Combating Blood Shortage: In vitro Red Blood Cells

Combating Blood Shortage: In vitro Red Blood Cells

By Sharon Washio

At any given time, or more exactly every 2 seconds, blood transfusions are needed for complicated surgeries, treatments, accident victims, sickle patients, pregnancy complications, severely anemic children, and more. While blood can be donated even concurrently with the use of medications like aspirin, and in the U.S. approximately 38% of the population is able to donate, less than 10% do, according to the Red Cross. Even donated blood does not last forever and there is a constant shortage problem that, unless donors increase, is projected to rise due to longer lifespans, the limited shelf life of blood, blood requirements, and the specificity of blood types. The scarcity of blood supplies often prevents necessary surgeries and treatments from reaching a loved one.

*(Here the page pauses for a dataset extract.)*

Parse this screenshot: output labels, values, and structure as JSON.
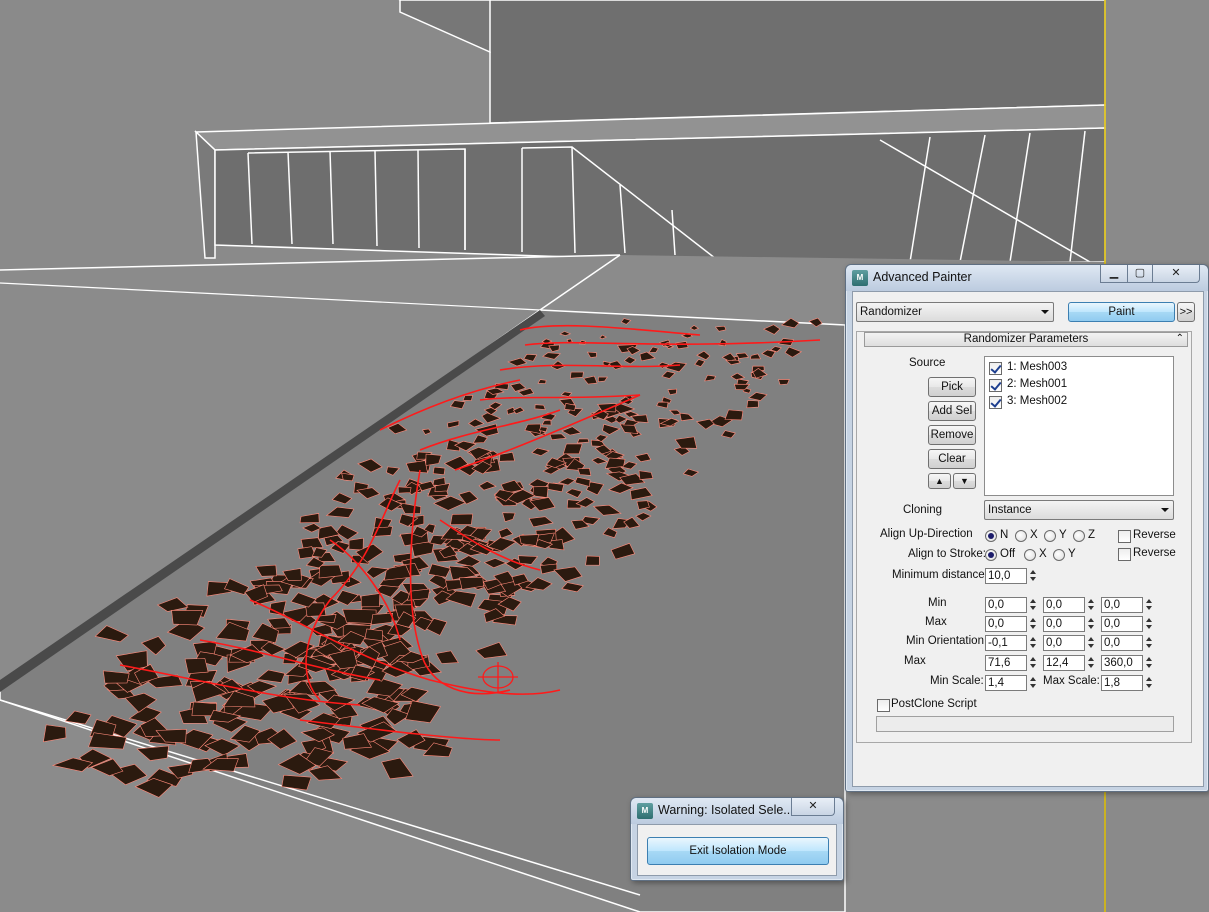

The appeals of in vitro blood, or blood made in a laboratory setting, is that it is more reliable and safe than in vivo blood, which must undergo screenings prior to use. Recently, researchers K. Trakarnsanga, R. Griffiths, M. Wilson et al. developed the Bristol Erythroid Line Adult (BEL-A), the first human immortalized blood line that successfully undergoes erythrocyte reproduction. Prior to this, efforts to cultivate blood in vitro through means such as pluripotent stem cells, adult peripheral blood, and umbilical cord blood had encountered the problem of producing cells with nuclei, which is problematic because normally red blood cells do not contain nuclei as that would diminish their functionality.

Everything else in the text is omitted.